How long should I wait between steroid cycles?
The standard guideline: time on equals time off. If your cycle plus PCT totals 16 weeks, wait 16 weeks before the next cycle. Bloodwork at 4 weeks post-PCT must confirm recovery — testosterone at or near pre-cycle baseline, LH and FSH within reference range, lipids normalising. Running back-to-back cycles without confirmed recovery compounds cardiovascular and hormonal damage.
What should I do if I get an injection site infection?
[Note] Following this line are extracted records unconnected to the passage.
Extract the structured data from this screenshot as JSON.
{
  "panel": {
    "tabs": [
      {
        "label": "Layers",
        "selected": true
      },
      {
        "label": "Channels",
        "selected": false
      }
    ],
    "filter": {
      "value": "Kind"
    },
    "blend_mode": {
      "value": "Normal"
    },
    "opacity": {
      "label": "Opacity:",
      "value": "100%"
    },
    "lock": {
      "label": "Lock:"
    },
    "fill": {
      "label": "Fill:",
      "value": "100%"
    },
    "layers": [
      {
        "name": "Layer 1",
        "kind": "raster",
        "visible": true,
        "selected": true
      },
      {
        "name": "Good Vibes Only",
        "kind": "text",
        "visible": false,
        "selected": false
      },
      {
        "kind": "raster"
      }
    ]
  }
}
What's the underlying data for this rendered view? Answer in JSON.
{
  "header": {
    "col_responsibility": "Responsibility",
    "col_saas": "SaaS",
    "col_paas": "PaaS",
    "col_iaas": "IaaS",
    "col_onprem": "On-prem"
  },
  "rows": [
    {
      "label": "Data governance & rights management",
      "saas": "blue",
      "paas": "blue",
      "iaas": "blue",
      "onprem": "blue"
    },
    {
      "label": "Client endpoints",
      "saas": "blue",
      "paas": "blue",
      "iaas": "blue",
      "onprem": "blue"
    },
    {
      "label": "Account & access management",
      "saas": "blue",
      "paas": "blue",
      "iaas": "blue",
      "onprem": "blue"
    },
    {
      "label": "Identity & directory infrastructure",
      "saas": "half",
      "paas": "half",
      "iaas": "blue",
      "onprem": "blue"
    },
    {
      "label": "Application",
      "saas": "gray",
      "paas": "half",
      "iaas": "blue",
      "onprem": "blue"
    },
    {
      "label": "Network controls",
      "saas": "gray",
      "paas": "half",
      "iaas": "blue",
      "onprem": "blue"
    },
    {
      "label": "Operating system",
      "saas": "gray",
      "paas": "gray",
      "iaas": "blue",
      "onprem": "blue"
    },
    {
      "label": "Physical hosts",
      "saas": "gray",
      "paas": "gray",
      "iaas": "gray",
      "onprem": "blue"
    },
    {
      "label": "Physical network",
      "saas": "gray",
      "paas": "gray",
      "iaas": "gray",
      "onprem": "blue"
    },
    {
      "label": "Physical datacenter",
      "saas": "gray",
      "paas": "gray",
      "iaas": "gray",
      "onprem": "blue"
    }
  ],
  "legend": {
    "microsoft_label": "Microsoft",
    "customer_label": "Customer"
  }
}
Seek medical attention immediately — do not attempt to drain an abscess yourself. Injection site infections from contaminated or non-sterile products can progress to serious systemic infection. Signs requiring immediate medical attention: significant swelling, warmth, redness spreading beyond the injection site, fever, or visible pus formation. Discard the contaminated vial and do not inject from it again.
Do I need PCT after a short oral cycle?
Yes — all anabolic steroids suppress LH and FSH regardless of how short the cycle or what route of administration is used. Even a 4-week oral-only cycle requires PCT with Nolvadex or Clomid to restore natural testosterone production. The PCT can be shorter (4 weeks rather than 6) and lighter in dose for a mild short cycle — but skipping it entirely causes the same hypogonadal symptoms as skipping PCT after a longer injectable cycle.